# Bark Busters in home training?



## Diesel and Lace (Apr 15, 2013)

Anyone have experience with them? I know they are individuals who work within the network under the Company name and each trainer could be different just wondering what everyones experience is or if anyone has experience for that matter. I like the idea of having an in home trainer that is going to work with the environment and triggers here within our home / area. But I have not heard anything about them. (they are one of 3 trainers I am interviewing this weekend)
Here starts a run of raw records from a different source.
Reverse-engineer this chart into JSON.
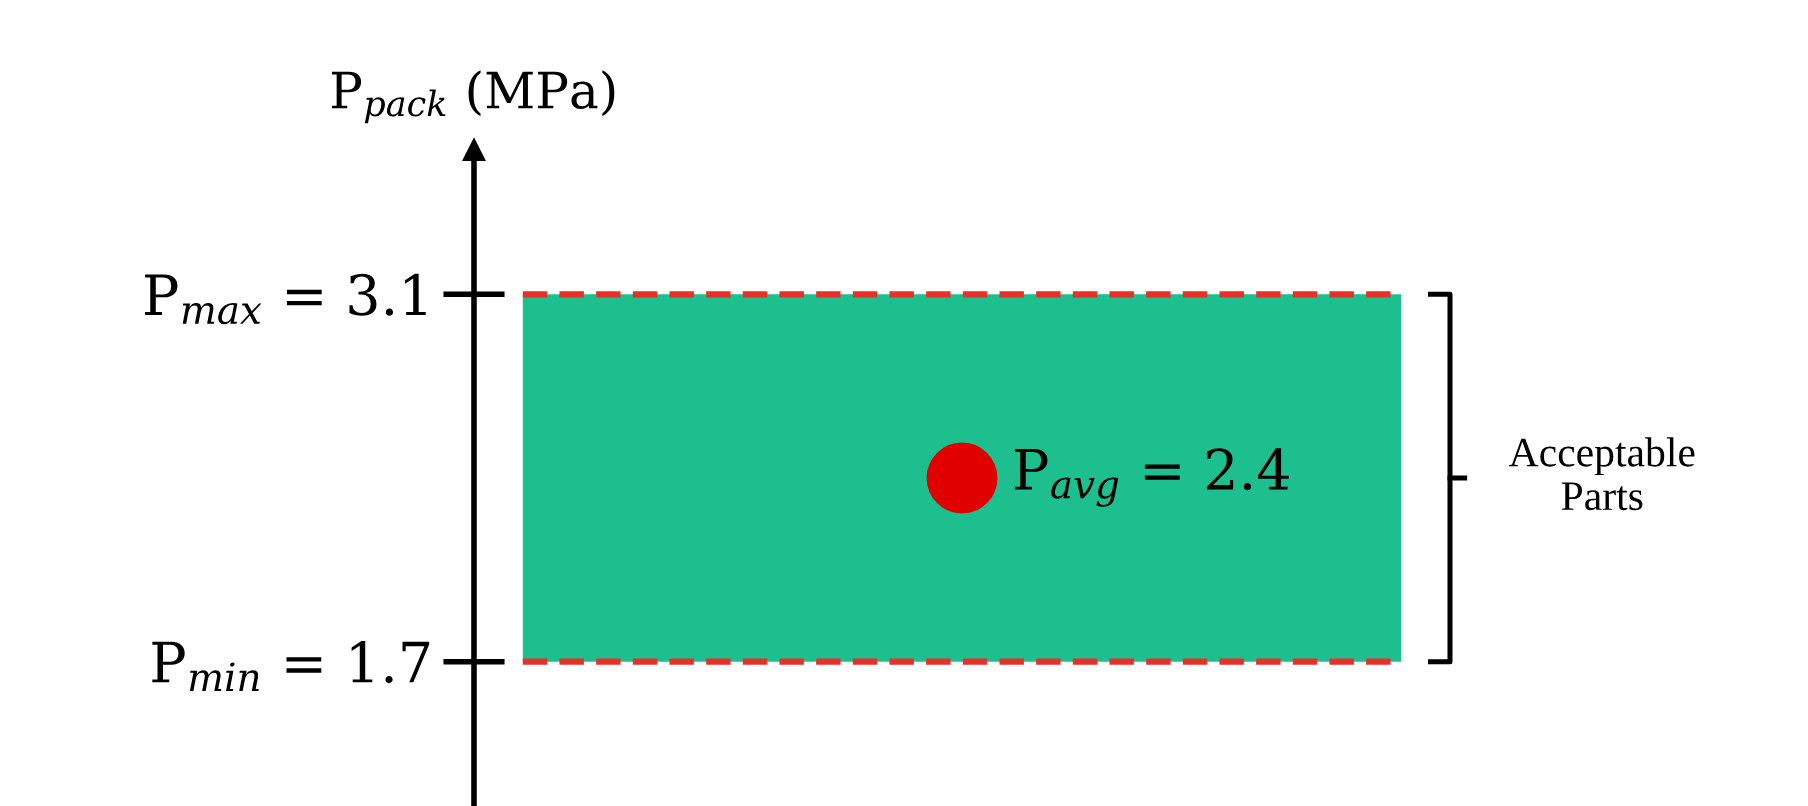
{
  "chart_data": {
    "type": "scatter",
    "ylabel": "P$_{pack}$ (MPa)",
    "categories": [
      null
    ],
    "series": [
      {
        "color": "#e00000",
        "values": [
          2.4
        ]
      }
    ],
    "marker": "circle",
    "ylim": [
      1.15,
      3.65
    ],
    "yticks": [
      {
        "value": 1.7,
        "label": "P$_{min}$ = 1.7"
      },
      {
        "value": 3.1,
        "label": "P$_{max}$ = 3.1"
      }
    ],
    "annotations": [
      "P$_{avg}$ = 2.4"
    ],
    "bands": [
      {
        "axis": "y",
        "from": 1.7,
        "to": 3.1,
        "label": "Acceptable\nParts",
        "color": "#1dbf8e"
      }
    ],
    "ref_lines": [
      {
        "axis": "y",
        "value": 1.7,
        "color": "#e8302a",
        "line_style": "dashed"
      },
      {
        "axis": "y",
        "value": 3.1,
        "color": "#e8302a",
        "line_style": "dashed"
      }
    ],
    "grid": false,
    "legend": false,
    "tick_labels": "y"
  }
}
Dog Training | Dog Obedience & Aggressive Behavior Training | Puppy Trainers


----------



## onyx'girl (May 18, 2007)

I've not heard many good reviews....though each individual trainer should be taken into consideration. I don't like the throw chain method(not sure they still use that!) One lady I know had two little yorkies and was not happy with BB's. 

I wouldn't spend my $ on this program....rather go with individual trainer thru personal recommendations, not a franchise.


----------



## Diesel and Lace (Apr 15, 2013)

I have seen bad reviews online about them and some good positive reviews on FB about them. I agree every trainer is different but I am interviewing and their high pressure sales tactics I have read about will get them a one way ticket out my front door. If the solutions they offer are spraying my dog with water or throwing objects at them you can bet your paycheck that I will not only give them a piece of my mind, I will not-so-kindly remove them from my home. The trainer that I have choose (there were 3 in my area) is the only one that is also a behaviorist so we shall see what this behaviorist has to offer me in behavior modification. I don't want to go into anything with a negative opinion so I will keep my mind open to what they have to offer but they will not be leaving here with a contract as they are 1st in line and I want others opinions. These are my kids and like any good parent I will get a second and third opinion to make the decision on what is best for my pet. Thanks for your response!


----------